Abstract: Masked Latent Semantic Modeling (MLSM) is a pre-training objective which – in contrast to masked language modeling (MLM) – changes the objective of pre-training from the reconstruction of the exact word forms to their latent semantic properties (LSPs). The LSPs are determined by performing sparse coding based on the hidden token representations derived from an auxiliary model. In this paper, we identify and carefully evaluate previously unexplored important properties of MLSM pre-training. Based on the results of our rigorous experiments, we formulate a series of recommendations and best practices regarding MLSM pre-training for improving its efficiency. Among other recommendations, we propose a recipe for choosing the layer of the auxiliary model to determine the LSPs from, such that we can reduce the costs of pre-training MLSM pre-training, while maintaining or even surpassing the downstream fine-tuning capabilities of the resulting model. We also provide an improved implementation of MLSM, which reduces its computational requirements expressed in FLOPS by 33%. Besides the improved computational requirements, MLSM comes with better fine-tuning transferability, i.e., in our experience, the fine-tuning performance of MLSM pre-trained model checkpoints is on par or better than that of alternatively pre-trained models for twice the update steps. We release our code for reproducing our experiments at github.com/[MASK]

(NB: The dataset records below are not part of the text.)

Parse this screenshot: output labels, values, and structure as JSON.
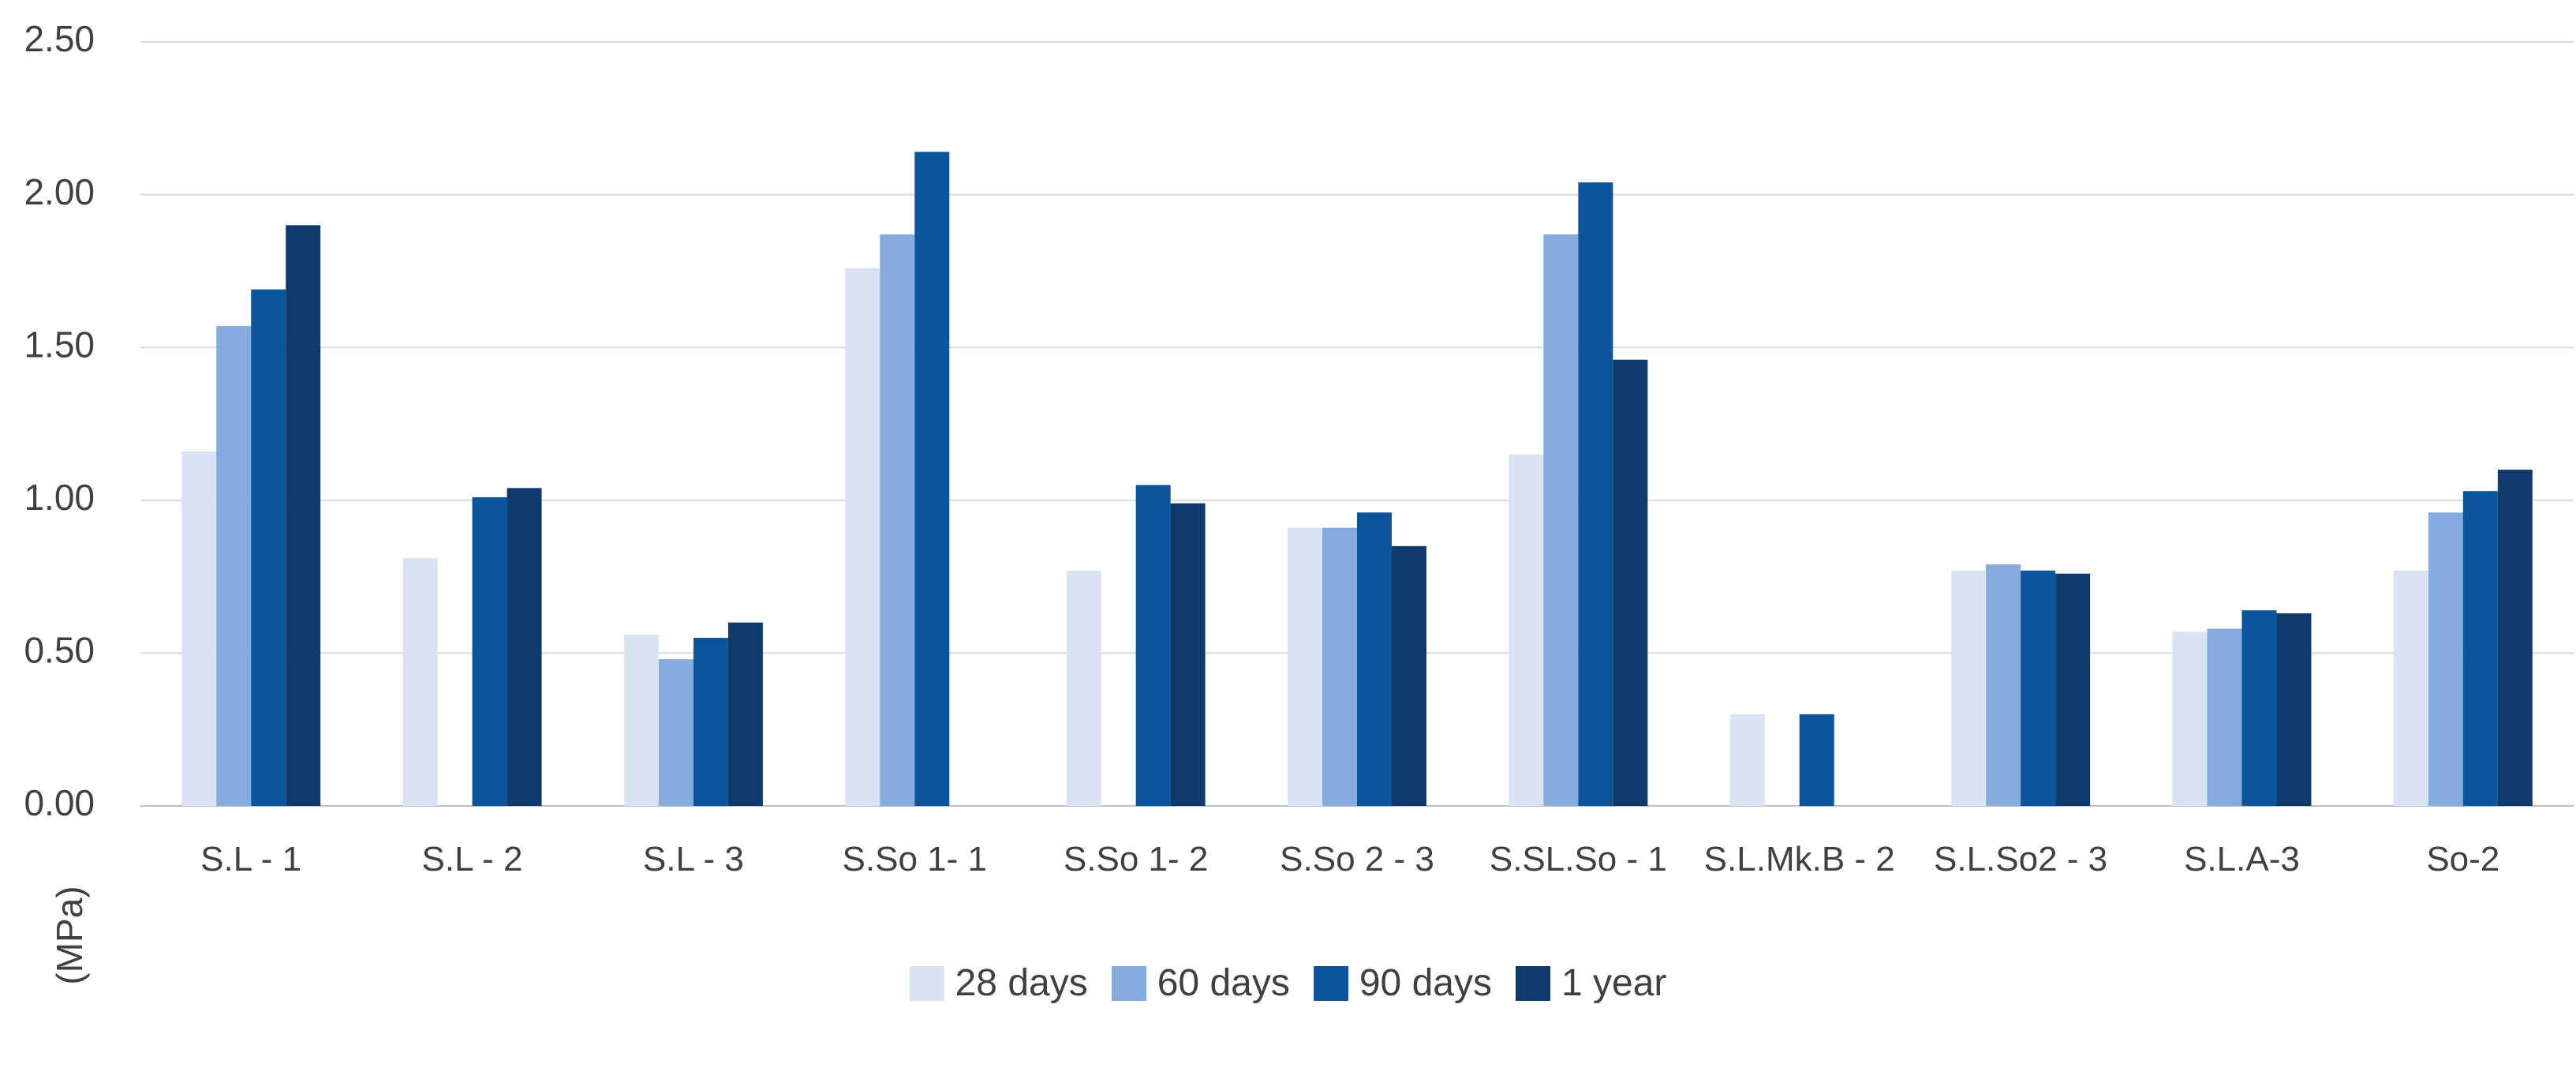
{
  "chart_data": {
    "type": "bar",
    "y_label": "(MPa)",
    "categories": [
      "S.L - 1",
      "S.L - 2",
      "S.L - 3",
      "S.So 1- 1",
      "S.So 1- 2",
      "S.So 2 - 3",
      "S.SL.So - 1",
      "S.L.Mk.B - 2",
      "S.L.So2 - 3",
      "S.L.A-3",
      "So-2"
    ],
    "series": [
      {
        "name": "28 days",
        "color": "#dae3f3",
        "values": [
          1.16,
          0.81,
          0.56,
          1.76,
          0.77,
          0.91,
          1.15,
          0.3,
          0.77,
          0.57,
          0.77
        ]
      },
      {
        "name": "60 days",
        "color": "#86abdf",
        "values": [
          1.57,
          null,
          0.48,
          1.87,
          null,
          0.91,
          1.87,
          null,
          0.79,
          0.58,
          0.96
        ]
      },
      {
        "name": "90 days",
        "color": "#0b559c",
        "values": [
          1.69,
          1.01,
          0.55,
          2.14,
          1.05,
          0.96,
          2.04,
          0.3,
          0.77,
          0.64,
          1.03
        ]
      },
      {
        "name": "1 year",
        "color": "#0f3a6c",
        "values": [
          1.9,
          1.04,
          0.6,
          null,
          0.99,
          0.85,
          1.46,
          null,
          0.76,
          0.63,
          1.1
        ]
      }
    ],
    "ylim": [
      0,
      2.5
    ],
    "yticks": [
      {
        "value": 0,
        "label": "0.00"
      },
      {
        "value": 0.5,
        "label": "0.50"
      },
      {
        "value": 1,
        "label": "1.00"
      },
      {
        "value": 1.5,
        "label": "1.50"
      },
      {
        "value": 2,
        "label": "2.00"
      },
      {
        "value": 2.5,
        "label": "2.50"
      }
    ],
    "grid": true
  }
}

Submission Length: Long submission (more than 12 pages of main content)
Changes Since Last Submission:
- The abstract has been rewritten in order to meet the remark from Reviewer Lf8n that the original abstract was not informative enough
- The description of MLSM in §3 have been vastly modified for improving clarity and providing more details as requested by Reviewer Lf8n
- based on the comments of Reviewer jaDw, §4.2.1 has been expanded with additional experiments and methodological novelties regarding the selection of the layer from the auxiliary model to be used
- Additional details on FLOPS calculation has been added to §4.2.3 as requested by Reviewer Lf8n
- Subsection 4.3.2 has been added to the manuscript with scaled up experiments (that are currently still in progress) following the remarks of Reviewer m4ph
- For our multi-task learning setting, we added new results for the $\kappa=2$ case, as asked by Reviewer Lf8n
- We have added a future work section on applying the proposed pre-training approach for vision models, which was recommended by Reviewer jaDw (this modification is also meant to address the remark from Reviewer Lf8n, asking for motivation how our findings might be of additional interest beyond 'regular' MLSM)
- We have refined the wording, e.g., instead of better sample efficiency, we refer to improved downstream transferability throughout the manuscript
Submission Number: 4699